Trump in het Witte Huis is anderzijds een troef voor Xi. In de coronacrisis kwam het contrast naar voren met voorgaande crisissen, zoals die rond ebola, toen de VS wel een grote rol speelden in de internationale aanpak. Nu blinken de VS vooral uit door afwezigheid, hun financiële breuk met het WHO is daar een van de symptomen van. China werpt zich anderzijds op als de grote verdediger van een multilaterale wereld, het vormt diplomaten om plaats te nemen in de VN, de organisaties van de VN en allerlei internationale instellingen en het springt bij met fondsen.

Het China van Xi dient zich aan als een spreekbuis van wat vroeger de “derde wereld” werd genoemd. Het heeft meer en meer vrienden in Latijns Amerika en Afrika. In dat laatste wordt het wel gehinderd door de racistische opflakkering in China tegen Afrikanen. De beelden van Afrikanen die in Guangzhou uit hun woning werden verdreven, doet twijfelen aan de woorden van vriendschap.

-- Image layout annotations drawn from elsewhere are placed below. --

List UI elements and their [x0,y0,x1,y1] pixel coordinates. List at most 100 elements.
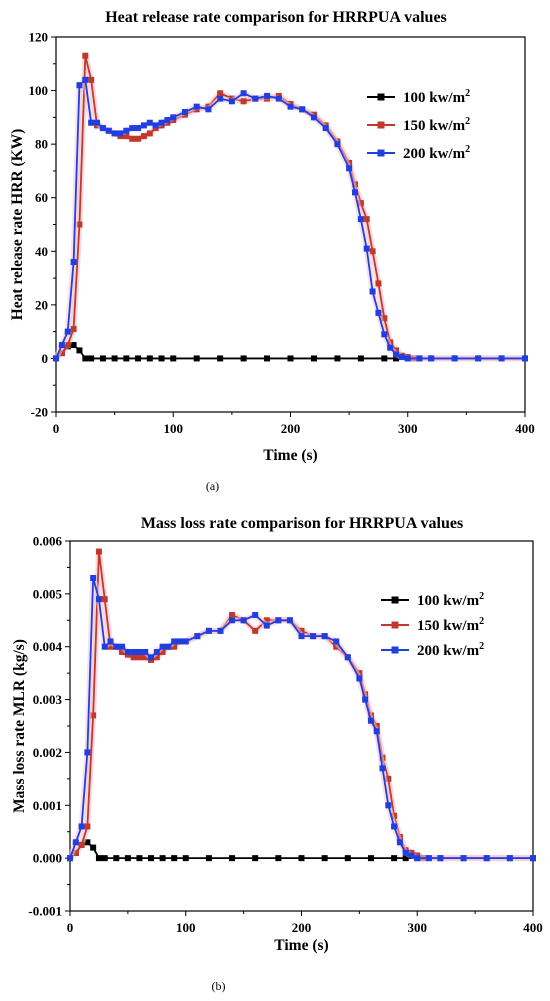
chart2-series-3-point [252,612,259,618]
chart2-series-2-point [142,654,149,661]
chart2-series-3-point [142,649,149,655]
chart2-series-3-point [356,675,363,682]
chart1-y-tick-label: 120 [29,30,49,45]
chart2-series-1-point [136,855,143,862]
chart2-series-3-point [402,849,409,856]
chart1-series-2-point [369,248,376,255]
chart1-series-3-point [398,354,405,361]
chart2-series-3-point [414,855,421,862]
chart1-series-3-point [299,106,306,113]
chart1-series-2-point [146,130,153,137]
chart2-series-3-point [176,638,183,645]
chart2-series-3-point [159,643,166,650]
chart2-series-3-point [95,596,102,603]
chart1-series-3-point [375,309,382,316]
chart2-legend-marker-1 [391,596,399,604]
chart2-series-2-point [153,654,160,661]
chart2-series-1-point [298,855,305,862]
chart1-y-tick-label: 0 [42,351,49,366]
chart1-series-3-point [416,355,423,362]
chart1-series-2-point [58,350,65,357]
chart1-series-3-point [76,82,83,89]
chart1-legend-label-1: 100 kw/m2 [403,88,470,106]
chart1-series-3-point [129,125,136,132]
chart1-series-1-point [240,355,247,362]
chart1-series-1-point [82,355,89,362]
chart2-x-tick-label: 300 [408,920,428,935]
chart1-series-3-point [357,216,364,223]
chart1-series-3-point [310,114,317,121]
chart2-series-3-point [182,638,189,645]
chart1-series-1-point [287,355,294,362]
chart1-series-1-point [217,355,224,362]
chart1-series-1-point [70,342,77,349]
chart2-series-3-point [124,649,131,655]
chart1-series-3-point [117,130,124,137]
chart1-series-2-point [140,133,147,140]
chart2-series-3-point [425,855,432,862]
chart2-series-3-point [275,617,282,624]
chart1-series-3-point [181,109,188,115]
chart1-series-3-point [404,355,411,362]
chart2-series-3-point [171,638,178,645]
chart1-series-1-point [393,355,400,362]
chart1-series-3-point [351,189,358,196]
chart1-legend-marker-2 [377,121,385,129]
chart1-series-1-point [381,355,388,362]
chart2-y-tick-label: 0.002 [33,745,62,760]
chart1-series-2-point [135,135,142,142]
chart1-legend-marker-3 [377,149,385,157]
chart2-series-1-point [113,855,120,862]
chart2-series-3-point [396,839,403,846]
chart1-series-3-point [428,355,435,362]
chart2-series-3-point [530,855,536,862]
chart1-series-3-point [105,127,112,134]
chart2-y-tick-label: 0.003 [33,692,63,707]
chart2-legend-marker-3 [391,646,399,654]
chart2-legend-marker-2 [391,621,399,629]
chart2-series-1-point [159,855,166,862]
chart2-series-1-point [101,855,108,862]
chart2-series-2-point [72,849,79,856]
chart2-series-2-point [263,617,270,624]
chart1-series-1-point [111,355,118,362]
chart1-series-3-point [275,95,282,102]
chart2-series-3-point [362,696,369,703]
chart2-y-tick-label: -0.001 [28,904,62,919]
chart1-title: Heat release rate comparison for HRRPUA … [105,9,447,26]
chart1-series-1-point [123,355,130,362]
chart2-series-3-point [344,654,351,661]
chart2-series-3-point [113,643,120,650]
chart2-series-1-point [275,855,282,862]
chart1-series-3-point [135,125,142,132]
chart1-series-3-point [64,328,71,335]
chart2-series-3-point [483,855,490,862]
chart2-series-2-point [95,548,102,555]
chart1-series-3-point [369,288,376,295]
chart2-series-1-point [367,855,374,862]
chart1-x-tick-label: 300 [398,421,418,436]
chart1-series-2-point [240,98,247,105]
chart1-series-3-point [322,125,329,132]
chart2-series-1-point [229,855,236,862]
chart2-series-3-point [321,633,328,640]
chart1-series-2-point [357,200,364,207]
chart1-series-2-point [123,133,130,140]
chart1-series-1-point [334,355,341,362]
chart2-series-2-point [84,823,91,830]
chart2-series-3-point [165,643,172,650]
chart1-series-2-point [381,315,388,322]
chart1-series-3-point [393,351,400,358]
chart2-series-3-point [506,855,513,862]
chart1-series-3-point [111,130,118,137]
chart2-series-1-point [84,839,91,846]
chart2-y-tick-label: 0.000 [33,851,62,866]
chart2-series-3-point [460,855,467,862]
chart1-x-tick-label: 0 [53,421,60,436]
chart1-series-3-point [146,119,153,126]
chart2-series-3-point [72,839,79,846]
chart1-series-3-point [363,245,370,252]
chart2-series-3-point [286,617,293,624]
chart2-series-2-point [385,775,392,782]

Peking voert ook een ideologische strijd: er zijn andere modellen dan die democratische die de vroegere kolonisatoren u willen opdringen. Het is een boodschap die bij veel regimes in goede aarde valt. Het oude principe van niet-inmenging in elkaars aangelegenheden, vindt daar veel bijval. Al kan men niet zeggen dat de VS van Trump zich erg bekommeren om mensenrechten en dergelijke.

Wie wint?

Wordt China de winnaar van deze crisis, is nu al maanden een veelgestelde vraag. De crisis is nog volop bezig, daar is nu geen antwoord op te geven. China rekent wel veel meer dan het Westen op de lange termijn, en een leider als Xi hoeft geen verkiezingscampagne voeren.

Op lange termijn is het vooral Washington zelf dat met een ‘America First’ China’s bedje spreidt. Tenzij Biden president wordt? Democratische presidenten zijn meestal nog sinofober dan Republikeinse, en of Biden staat te springen om internationale solidariteit te promoten, is zeer de vraag.